Summary of Benzodiazepines for Emergent Therapy
|Drug||Route of Administration and Corresponding Dose||Adverse Effects||Pearls|
|Lorazepam||Intravenous: 0.1 mg/kg with a maximum single dose of 4mg||Hypoventilation, Hypotension, and Cardiac Rhythm Disturbance||Best agent for SE patients with IV access|
|Midazolam||Intramuscular: 0.2 mg/kg, with maximum single dose of 10mg|
Intranasal: 5 – 10 mg (0.2 mg/kg)
|Pain on injection site, Hypoventilation, Hypotension, and Cardiac Rhythm Disturbance||Drug of choice for patients for SE patients with no IV access|
IM Midazolam shows similar response rate to IV Lorazepam in that pharmacologic effect of both for the cessation of seizure happens at the same time
|Diazepam||Intravenous: 10 mg, may repeat q5-10 minutes with a maximum cumulative dose of 30mg|
Intrarectal: 5 – 20 mg
|Withdrawal Symptoms, Hypotension, and Cardiovascular Collapse||Rapidly re-distributes into adipose|
Several factors remain relevant for an effective initial therapy of SE: the pharmacologic agent, adequacy of dose, and timing. For Emergent Therapy of SE, treatment focuses on the rapid termination of seizure activity to relatively minimize systemic dysfuction, neurological injury, pharmacoresistance, and ultimately morbidity and mortality. All of which are associated with uncontrolled SE.

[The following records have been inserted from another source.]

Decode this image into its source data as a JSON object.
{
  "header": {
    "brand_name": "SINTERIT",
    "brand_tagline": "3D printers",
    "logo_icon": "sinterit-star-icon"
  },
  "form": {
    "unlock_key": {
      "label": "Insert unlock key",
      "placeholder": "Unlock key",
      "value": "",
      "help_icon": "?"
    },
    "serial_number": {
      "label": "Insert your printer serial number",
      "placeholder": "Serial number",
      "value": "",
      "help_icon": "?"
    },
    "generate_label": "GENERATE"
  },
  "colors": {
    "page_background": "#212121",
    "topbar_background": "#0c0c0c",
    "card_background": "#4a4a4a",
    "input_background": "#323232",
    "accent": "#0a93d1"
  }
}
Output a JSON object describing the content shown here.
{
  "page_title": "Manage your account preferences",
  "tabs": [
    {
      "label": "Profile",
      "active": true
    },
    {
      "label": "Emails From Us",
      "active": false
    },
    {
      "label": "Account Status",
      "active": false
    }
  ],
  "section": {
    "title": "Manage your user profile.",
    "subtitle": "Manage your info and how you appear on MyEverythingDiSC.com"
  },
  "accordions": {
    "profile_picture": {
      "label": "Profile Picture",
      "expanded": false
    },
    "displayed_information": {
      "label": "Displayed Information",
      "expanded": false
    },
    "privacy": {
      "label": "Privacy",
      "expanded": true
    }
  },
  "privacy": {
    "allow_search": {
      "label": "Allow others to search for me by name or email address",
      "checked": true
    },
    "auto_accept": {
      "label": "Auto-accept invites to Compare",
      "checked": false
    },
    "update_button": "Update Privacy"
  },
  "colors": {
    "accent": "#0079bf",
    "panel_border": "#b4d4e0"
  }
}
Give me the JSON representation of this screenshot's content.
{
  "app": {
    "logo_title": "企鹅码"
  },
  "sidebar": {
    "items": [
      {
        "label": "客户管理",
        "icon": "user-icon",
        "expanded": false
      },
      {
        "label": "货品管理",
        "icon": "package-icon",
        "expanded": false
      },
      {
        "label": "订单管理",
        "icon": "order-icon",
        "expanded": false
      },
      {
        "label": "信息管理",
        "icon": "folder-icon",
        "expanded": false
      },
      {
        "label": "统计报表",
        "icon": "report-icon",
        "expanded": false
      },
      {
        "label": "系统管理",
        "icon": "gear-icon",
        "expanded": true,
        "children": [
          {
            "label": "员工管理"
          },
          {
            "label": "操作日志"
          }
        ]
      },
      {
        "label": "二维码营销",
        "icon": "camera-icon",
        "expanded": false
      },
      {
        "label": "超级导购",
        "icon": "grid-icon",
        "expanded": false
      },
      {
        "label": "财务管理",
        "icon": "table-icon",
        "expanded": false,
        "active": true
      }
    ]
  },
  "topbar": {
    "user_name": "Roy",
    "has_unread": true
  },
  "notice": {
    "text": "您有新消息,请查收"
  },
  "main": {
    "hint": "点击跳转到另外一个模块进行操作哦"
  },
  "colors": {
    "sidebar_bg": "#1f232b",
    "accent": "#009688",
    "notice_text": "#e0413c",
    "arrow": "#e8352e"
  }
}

Benzodiazepines are the standard of care for emergency treatment of SE with IV Lorazepam as the drug of choice for initial emergency therapy.
For maximum benefits for the patient, Benzodiazepine therapy must be dosed appropriately and in a timely manner. Lorazepam given at doses of 0.1mg/kg with the maximum single dose of 4mg shows satisfactory seizure cessation. For patients where intravenous access is deemed unavailable, IM Midazolam given at 10mg for patients weighing more than 40kg is as efficacious and beneficial as IV Lorazepam.
If seizure persists after Benzodiazepine treatment, consider a repeat or following with an anti-epileptic drug (AED).
For stabilization from hyperexcitability, the initial therapy phase should begin when the seizure duration reaches 5 minutes and should conclude by the 20-minute mark. By this time, response from initial therapy should be apparent, whether it is responsive or non-responsive. It should be noted that in SE, a progressive decrease of the γ2 subunit is associated with benzodiazepine resistance and reduction to benzodiazepine drug potency reduces up to 20-fold if seizures persists for more than 30 minutes so a response from the initial therapy is necessary for assessment of the second stage of therapy.